Anggi yang masa kecilnya tinggal di Pondok Gede mulai memperluas area bermainnya, termasuk dalam rute perjalanannya ke TK. Ketika itu, anak-anak tetangga yang lebih jauh mulai menyadari ada anak yang berbeda di lingkungannya.
Anggi menjelaskan awalnya mereka mungkin hanya melihat, kemudian bertanya kepada orang dewasa dan kemudian muncul julukan-julukan. Padahal, itu murni kepolosan anak. Namun, orang dewasa sering kali memberikan konteks negatif atas kepolosan tersebut.
"Saat itu saya merasa aneh ketika mulai masuk TK karena setiap hari saat saya menuju TK saya selalu mendengar, eh ada orang cebol lewat. Saya tidak mengerti awalnya karena tidak ada yang namanya cebol. Saya tidak merasa nama saya cebol, tetapi anak-anak ini menunjuk-nunjuk ke saya sehingga saya sadar yang dimaksud itu saya. Jadi, kesadaran bahwa saya diberi predikat cebol oleh orang-orang lain muncul saat itu dan saya tidak terima," ujar Anggi.
"Pergolakan batin bahwa saya tidak terima dipanggil cebol itu sejak usia 5 tahun, ada perasaan marah, sedih, kecewa, dan lebih tepatnya marah. Saya merasa marah karena saya tidak merasa menerima ucapan orang bahwa saya cebol," imbuhnya.

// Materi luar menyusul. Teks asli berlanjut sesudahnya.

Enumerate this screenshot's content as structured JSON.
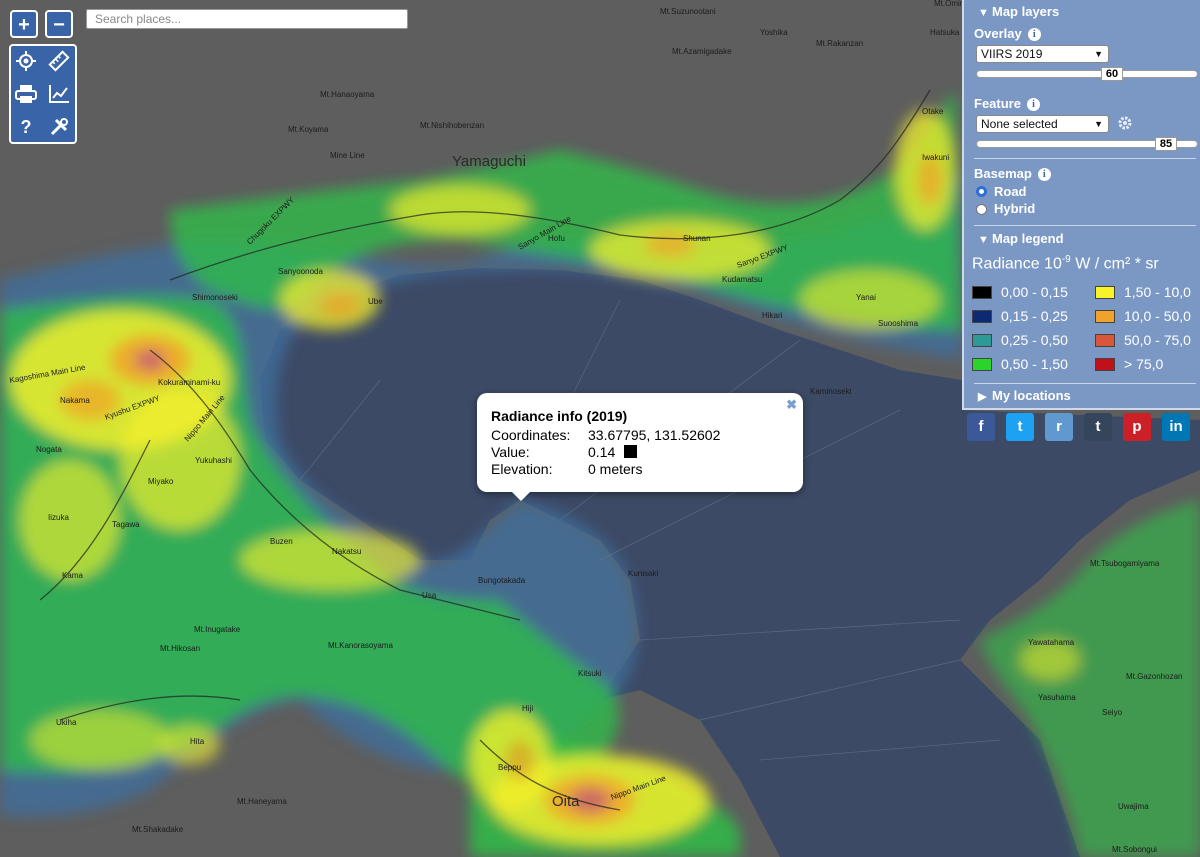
{
  "search": {
    "placeholder": "Search places..."
  },
  "zoom": {
    "in": "+",
    "out": "−"
  },
  "tools": {
    "help_label": "?"
  },
  "map": {
    "labels": [
      {
        "text": "Yamaguchi",
        "cls": "big"
      },
      {
        "text": "Shimonoseki",
        "cls": ""
      },
      {
        "text": "Hofu",
        "cls": ""
      },
      {
        "text": "Shunan",
        "cls": ""
      },
      {
        "text": "Ube",
        "cls": ""
      },
      {
        "text": "Sanyoonoda",
        "cls": ""
      },
      {
        "text": "Kudamatsu",
        "cls": ""
      },
      {
        "text": "Hikari",
        "cls": ""
      },
      {
        "text": "Yanai",
        "cls": ""
      },
      {
        "text": "Iwakuni",
        "cls": ""
      },
      {
        "text": "Otake",
        "cls": ""
      },
      {
        "text": "Suooshima",
        "cls": ""
      },
      {
        "text": "Kaminoseki",
        "cls": ""
      },
      {
        "text": "Mt.Suzunootani",
        "cls": ""
      },
      {
        "text": "Mt.Azamigadake",
        "cls": ""
      },
      {
        "text": "Mt.Rakanzan",
        "cls": ""
      },
      {
        "text": "Yoshika",
        "cls": ""
      },
      {
        "text": "Hatsuka",
        "cls": ""
      },
      {
        "text": "Mt.Hanaoyama",
        "cls": ""
      },
      {
        "text": "Mt.Koyama",
        "cls": ""
      },
      {
        "text": "Mt.Nishihobenzan",
        "cls": ""
      },
      {
        "text": "Mine Line",
        "cls": ""
      },
      {
        "text": "Kokuraminami-ku",
        "cls": ""
      },
      {
        "text": "Nakama",
        "cls": ""
      },
      {
        "text": "Nogata",
        "cls": ""
      },
      {
        "text": "Iizuka",
        "cls": ""
      },
      {
        "text": "Miyako",
        "cls": ""
      },
      {
        "text": "Tagawa",
        "cls": ""
      },
      {
        "text": "Kama",
        "cls": ""
      },
      {
        "text": "Yukuhashi",
        "cls": ""
      },
      {
        "text": "Buzen",
        "cls": ""
      },
      {
        "text": "Nakatsu",
        "cls": ""
      },
      {
        "text": "Usa",
        "cls": ""
      },
      {
        "text": "Bungotakada",
        "cls": ""
      },
      {
        "text": "Kunisaki",
        "cls": ""
      },
      {
        "text": "Kitsuki",
        "cls": ""
      },
      {
        "text": "Hiji",
        "cls": ""
      },
      {
        "text": "Beppu",
        "cls": ""
      },
      {
        "text": "Oita",
        "cls": "big"
      },
      {
        "text": "Hita",
        "cls": ""
      },
      {
        "text": "Ukiha",
        "cls": ""
      },
      {
        "text": "Mt.Inugatake",
        "cls": ""
      },
      {
        "text": "Mt.Hikosan",
        "cls": ""
      },
      {
        "text": "Mt.Kanorasoyama",
        "cls": ""
      },
      {
        "text": "Mt.Haneyama",
        "cls": ""
      },
      {
        "text": "Mt.Shakadake",
        "cls": ""
      },
      {
        "text": "Mt.Sobongui",
        "cls": ""
      },
      {
        "text": "Yawatahama",
        "cls": ""
      },
      {
        "text": "Yasuhama",
        "cls": ""
      },
      {
        "text": "Mt.Tsubogamiyama",
        "cls": ""
      },
      {
        "text": "Mt.Gazonhozan",
        "cls": ""
      },
      {
        "text": "Seiyo",
        "cls": ""
      },
      {
        "text": "Uwajima",
        "cls": ""
      },
      {
        "text": "Mt.Omine",
        "cls": ""
      },
      {
        "text": "Sanyo Main Line",
        "cls": ""
      },
      {
        "text": "Chugoku EXPWY",
        "cls": ""
      },
      {
        "text": "Sanyo EXPWY",
        "cls": ""
      },
      {
        "text": "Kyushu EXPWY",
        "cls": ""
      },
      {
        "text": "Nippo Main Line",
        "cls": ""
      },
      {
        "text": "Kagoshima Main Line",
        "cls": ""
      },
      {
        "text": "Nippo Main Line",
        "cls": ""
      }
    ]
  },
  "popup": {
    "title": "Radiance info (2019)",
    "coords_label": "Coordinates:",
    "coords_value": "33.67795, 131.52602",
    "value_label": "Value:",
    "value_value": "0.14",
    "value_color": "#000000",
    "elev_label": "Elevation:",
    "elev_value": "0 meters",
    "close": "✖"
  },
  "panel": {
    "layers_title": "Map layers",
    "overlay_label": "Overlay",
    "overlay_value": "VIIRS 2019",
    "overlay_slider": "60",
    "feature_label": "Feature",
    "feature_value": "None selected",
    "feature_slider": "85",
    "basemap_label": "Basemap",
    "basemap_options": [
      "Road",
      "Hybrid"
    ],
    "basemap_selected": "Road",
    "legend_title": "Map legend",
    "legend_unit_prefix": "Radiance 10",
    "legend_unit_exp": "-9",
    "legend_unit_suffix": " W / cm² * sr",
    "legend_items": [
      {
        "range": "0,00 - 0,15",
        "color": "#000000"
      },
      {
        "range": "0,15 - 0,25",
        "color": "#0b2a73"
      },
      {
        "range": "0,25 - 0,50",
        "color": "#2e9a95"
      },
      {
        "range": "0,50 - 1,50",
        "color": "#2ad42a"
      },
      {
        "range": "1,50 - 10,0",
        "color": "#f7f52a"
      },
      {
        "range": "10,0 - 50,0",
        "color": "#f0a22a"
      },
      {
        "range": "50,0 - 75,0",
        "color": "#d9563a"
      },
      {
        "range": "> 75,0",
        "color": "#c0101a"
      }
    ],
    "locations_title": "My locations"
  },
  "share": [
    {
      "name": "facebook-icon",
      "glyph": "f",
      "color": "#3b5998"
    },
    {
      "name": "twitter-icon",
      "glyph": "t",
      "color": "#1da1f2"
    },
    {
      "name": "reddit-icon",
      "glyph": "r",
      "color": "#5f99cf"
    },
    {
      "name": "tumblr-icon",
      "glyph": "t",
      "color": "#35465c"
    },
    {
      "name": "pinterest-icon",
      "glyph": "p",
      "color": "#cb2027"
    },
    {
      "name": "linkedin-icon",
      "glyph": "in",
      "color": "#0077b5"
    }
  ]
}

Terlepas dari cemoohan tersebut, Anggi bersyukur kedua orangtuanya, khususnya ibunya menempanya dengan cukup keras untuk memiliki karakter dan kepercayaan diri. Meski begitu, layaknya remaja pada usia SMP, Anggi muda ingin diterima oleh teman dari kelompok gaul.
Ia pun sempat dikompas oleh temannya yang merupakan anak paling keren saat itu agar mau menerima eksistensi Anggi sebagai temannya. "Ketika itu saya dipalak sama dia secara berkala, jadi lebih ke manipulatif seperti saya harus jajanin mereka kalau mau temanan dan sebagainya. Karena ingin dapat diterima saya pun membayar kepada dia," ungkap Anggi.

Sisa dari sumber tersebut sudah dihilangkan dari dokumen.